Dans les cellules à combustible, les couches catalytiques sont fines, conductrices et très sensibles aux variations de température. Un point chaud ou une montée en température trop lente peuvent provoquer des changements dans la morphologie du catalyseur. La résistance de contact augmente alors, ce qui entraîne une dégradation des performances du système. Il est donc nécessaire d’utiliser une étape de séchage qui fonctionne comme un processus de cuisson par lithographie : reproductible, uniforme et précis.
Ce qui est important sur le plan technique Nous avons conçu cette lampe de séchage utilisant des rayonnements infrarouges proches (NIR), ajustés en fonction du profil d’absorption de l’encre et du liant utilisés pour le catalyseur. Le résultat est un chauffage rapide et uniforme, sans excès de chaleur sur le substrat. L’uniformité de la température au niveau des wafer reste dans les limites de ±0,1°C dans toute la zone active. La reproductibilité de la température de référence est de ±0,5°C d’un lot à l’autre. L’émetteur utilise une géométrie à base de quartz et d’halogène, permettant un contrôle précis de la température ; ainsi, la sortie de puissance reste stable même après 5 000 heures d’utilisation, avec moins de 5% de baisse. Le système est conçu pour fonctionner dans des salles propres de classe 1–100, et chaque zone chaude est conçue pour ne pas générer de particules dangereuses à l’interface de traitement.

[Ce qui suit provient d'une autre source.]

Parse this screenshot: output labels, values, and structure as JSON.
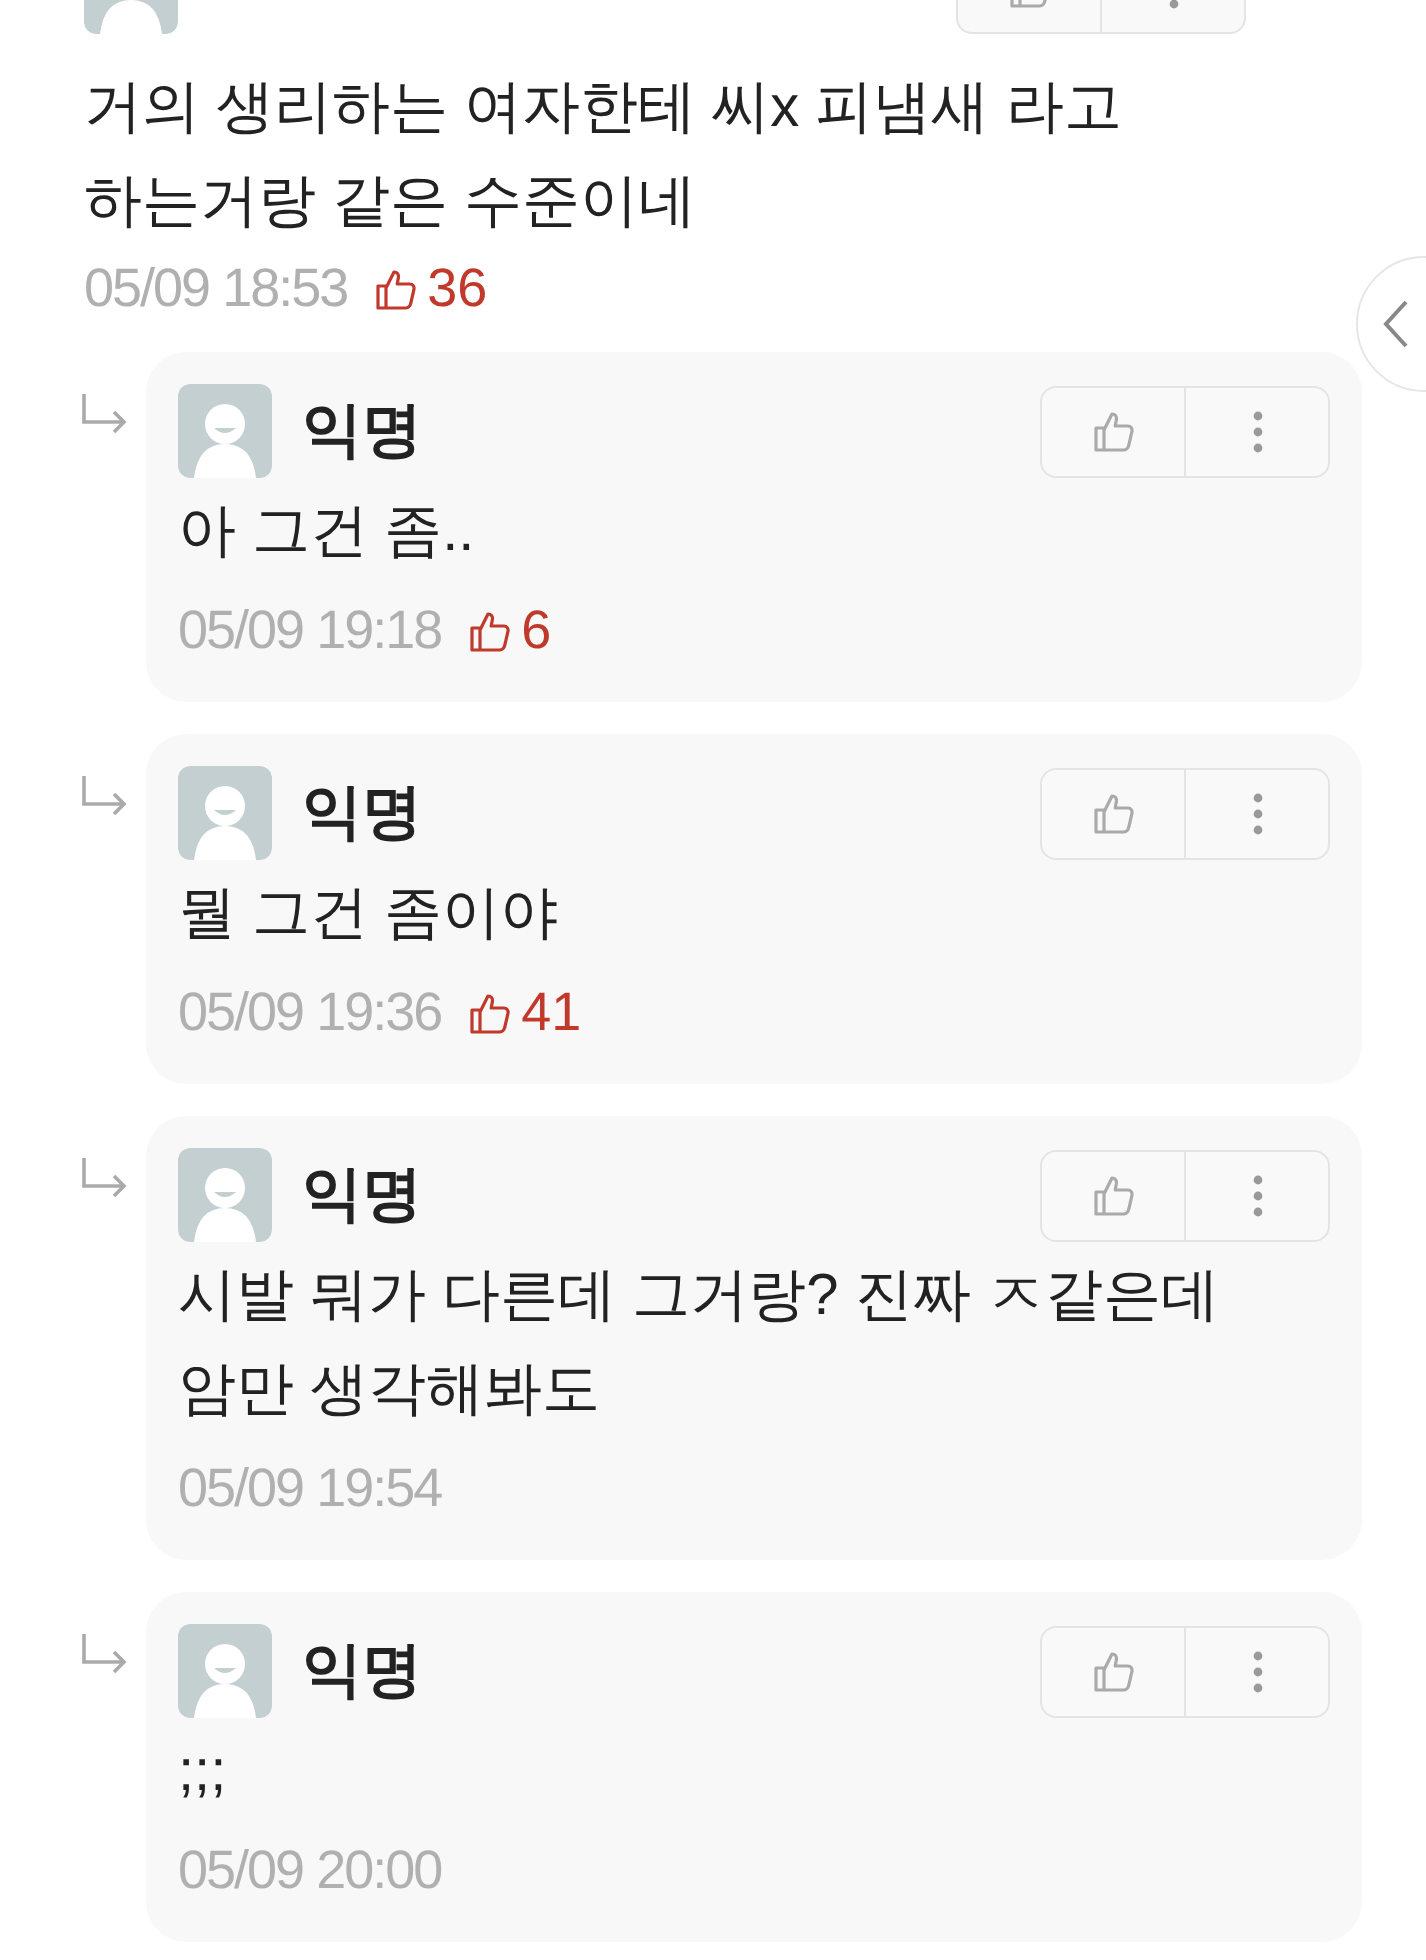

Pourquoi cela fonctionne en pratique Dans la fabrication des cellules à combustible, le catalyseur se trouve sur des substrats fins et des plaques bipolaires métalliques, où la masse thermique varie et où le risque de déformation est réel. L’énergie des rayonnements NIR permet de chauffer directement le catalyseur, sans affecter les autres éléments du système. Cela permet un séchage plus rapide, une consommation d’énergie réduite, ainsi qu’un contrôle plus précis de la structure des pores et de la distribution du catalyseur. La même précision qui permet de contrôler le photorésistant pendant les processus de cuisson permet également de maintenir l’activité du catalyseur : profils de montée en température prévisibles, temps de trempage contrôlés, et compatibilité entre les différentes lignes de production. La consommation d’énergie diminue, car la lampe ne chauffe que la zone ciblée. De plus, le temps de fonctionnement s’améliore, car le dispositif permet un fonctionnement 24/7, avec un contrôle précis de la phase d’échauffement et de refroidissement.
Les détails à prendre en compte Le séchage par IR nécessite une vision directe entre l’émetteur et le substrat ; donc, la géométrie de l’émetteur et la cohérence des paramètres de traitement sont importantes. Il faut également veiller à ce que le substrat reste à une distance constante de l’émetteur. La puissance émise par la lampe dépend de la stabilité de la tension ; on obtient la meilleure uniformité lorsque la tension est régulée dans des limites de ±1%. L’installation est simple, mais l’intégration doit tenir compte de la charge thermique exercée sur les composants voisins, ainsi que des exigences relatives aux canaux de ventilation. Il est nécessaire de spécifier les connecteurs et les dimensions appropriés pour que les remplacements puissent se faire dans le cadre des fenêtres de maintenance prévues.